BIB expects to sign contracts with an initial tranche of between 25 and 30 companies over November and December this year. The first interactive ads will appear on digital satellite next summer, while the first stations are expected to appear in October.

However, one senior agency source thinks that a BIB summer launch date is too optimistic. “They will never get it off the ground in time. They have only just established a standard platform for the system. Most retailers’ technology is way behind them. BIB will also have a huge marketing job convincing people to buy another box for about 200.”

In the digital age we are told that information moves faster, a theory which may also apply to marketing directors, because Townsend says in the past three months he has given presentations to 100 companies. “And I have seen virtually all of them a second time,” he says.

Townsend adds: “Retailers are used either to buying ads or a shop space. What I am asking them to buy is bandwidth on a satellite. This is not an evolution, it’s a revolution.”

Ian Cheshire, the group marketing director for Sears (which owns the Freemans catalogue), has been looking at this medium for the past two years. He says: “The Internet is just not a mass-market medium now. BIB is the first mass-market commercial venture with serious backing that has been attempted in this country.

“Getting involved in this project is a question of when, rather than if. However, we don’t think we will see any return on investment in the first three years.”

BIB is understood to be asking companies to pay an annual figure of about 500,000 to get onto the system. Mail order companies or banks, which either have a lot of experience in home selling or particularly low overheads, estimate it will cost them a further 500,000 a year to run. Companies which will have to start from scratch are looking at running costs of up to 2m a year.

But the head of strategy at one top-ten agency thinks this could be a lot more expensive than current predictions suggest. “Take grocers,” he says. “They are going to have to start home-delivery services from scratch.
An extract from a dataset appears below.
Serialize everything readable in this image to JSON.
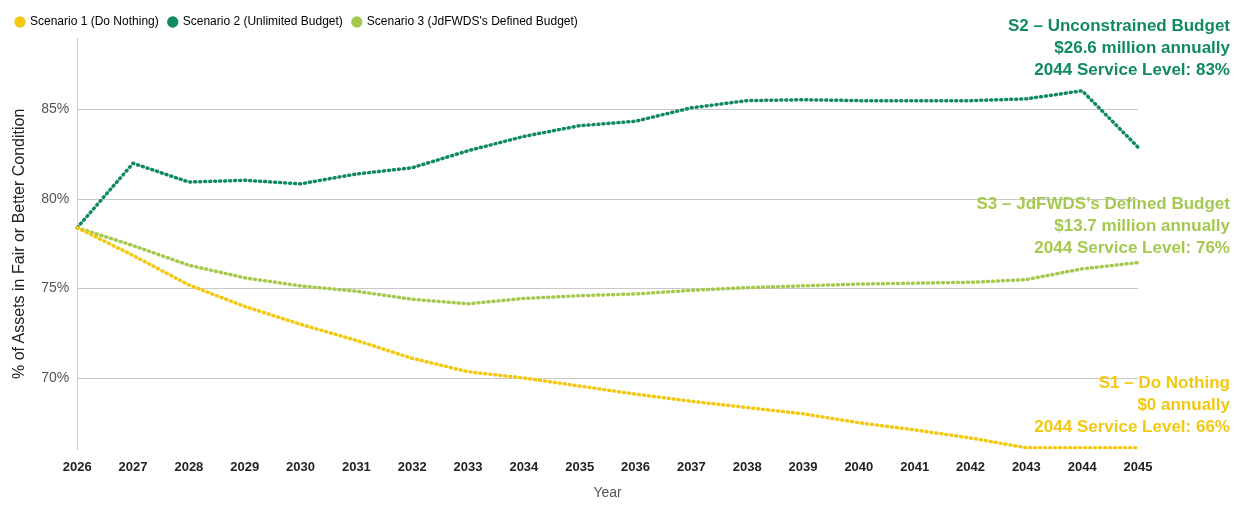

They will have to keep perishable food chilled in small vans rather than large trucks. And if they deliver to an upmarket clientele they will have to work in the evenings. This is just one area that will cost money.

“There is a lot of nonsense talked about this. Financial services should do well because the success of cashpoints has shown that people do not need to go into a bank very often. But why would I want to watch a channel about Dixons?”
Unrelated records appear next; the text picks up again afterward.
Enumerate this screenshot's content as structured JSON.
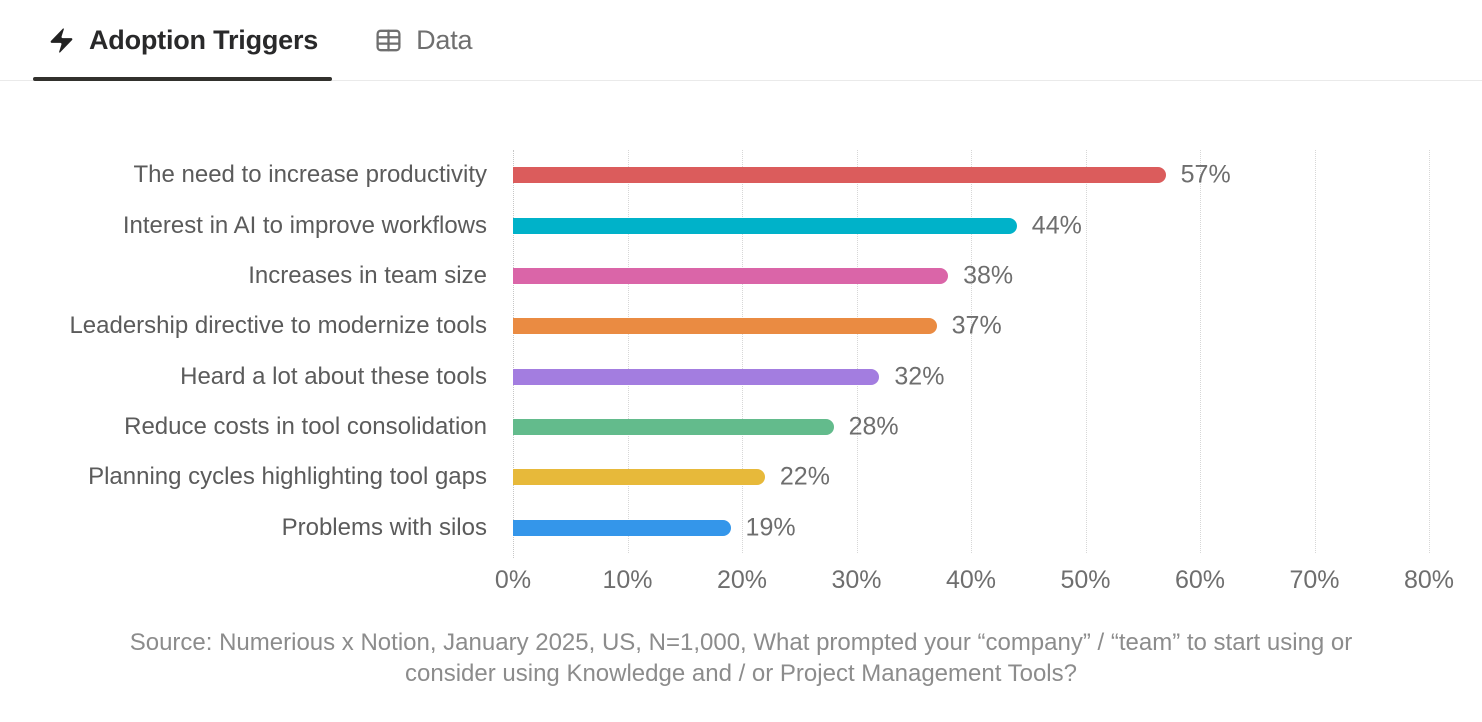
{
  "tabs": [
    {
      "label": "Adoption Triggers",
      "icon": "lightning-bolt-icon",
      "active": true
    },
    {
      "label": "Data",
      "icon": "table-icon",
      "active": false
    }
  ],
  "chart_data": {
    "type": "bar",
    "orientation": "horizontal",
    "title": "",
    "xlabel": "",
    "ylabel": "",
    "categories": [
      "The need to increase productivity",
      "Interest in AI to improve workflows",
      "Increases in team size",
      "Leadership directive to modernize tools",
      "Heard a lot about these tools",
      "Reduce costs in tool consolidation",
      "Planning cycles highlighting tool gaps",
      "Problems with silos"
    ],
    "values": [
      57,
      44,
      38,
      37,
      32,
      28,
      22,
      19
    ],
    "value_labels": [
      "57%",
      "44%",
      "38%",
      "37%",
      "32%",
      "28%",
      "22%",
      "19%"
    ],
    "bar_colors": [
      "#db5c5c",
      "#00b2c9",
      "#da65a8",
      "#ea8b42",
      "#a37de0",
      "#63bb8c",
      "#e7b93a",
      "#3496ea"
    ],
    "xlim": [
      0,
      80
    ],
    "x_ticks": [
      "0%",
      "10%",
      "20%",
      "30%",
      "40%",
      "50%",
      "60%",
      "70%",
      "80%"
    ],
    "grid": "vertical-dotted",
    "legend": "none"
  },
  "source": {
    "line1": "Source: Numerious x Notion, January 2025, US, N=1,000, What prompted your “company” / “team” to start using or",
    "line2": "consider using Knowledge and / or Project Management Tools?"
  },
  "colors": {
    "active_tab_text": "#29292a",
    "active_tab_underline": "#32312d",
    "inactive_tab_text": "#6f6f6f",
    "category_label": "#5b5b5b",
    "value_label": "#6e6e6e",
    "gridline": "#d7d7d7",
    "source_text": "#8c8c8c",
    "tab_border": "#eaeaea"
  }
}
Andrew Warmsley, head of digital media at advertising agency Bartle Bogle Hegarty, says: “The Internet is an important bridge here. A lot of companies are working on Web projects as a way of getting into digital TV. It gets companies used to new technologies, as well as giving them experience of conducting two-way relationships with their customers.”

BIB is also getting its brand-building operation together. It has an undisclosed shortlist of three brand development agencies which will help to construct a company identity, including choosing a new name for the organisation. The company has also had a trio of TV design agencies on a shortlist to help develop a screen identity for the company. Townsend is leading the search for these agencies and expects to make appointments next month. He will not begin the search for an advertising agency until the new year.

The next few months is likely to be a frenetic time as companies jockey for position to be first on BIB’s network. Yet media agencies believe companies must expect to sustain three or four years of losses before their digital dreams come true and they turn their investments into profit.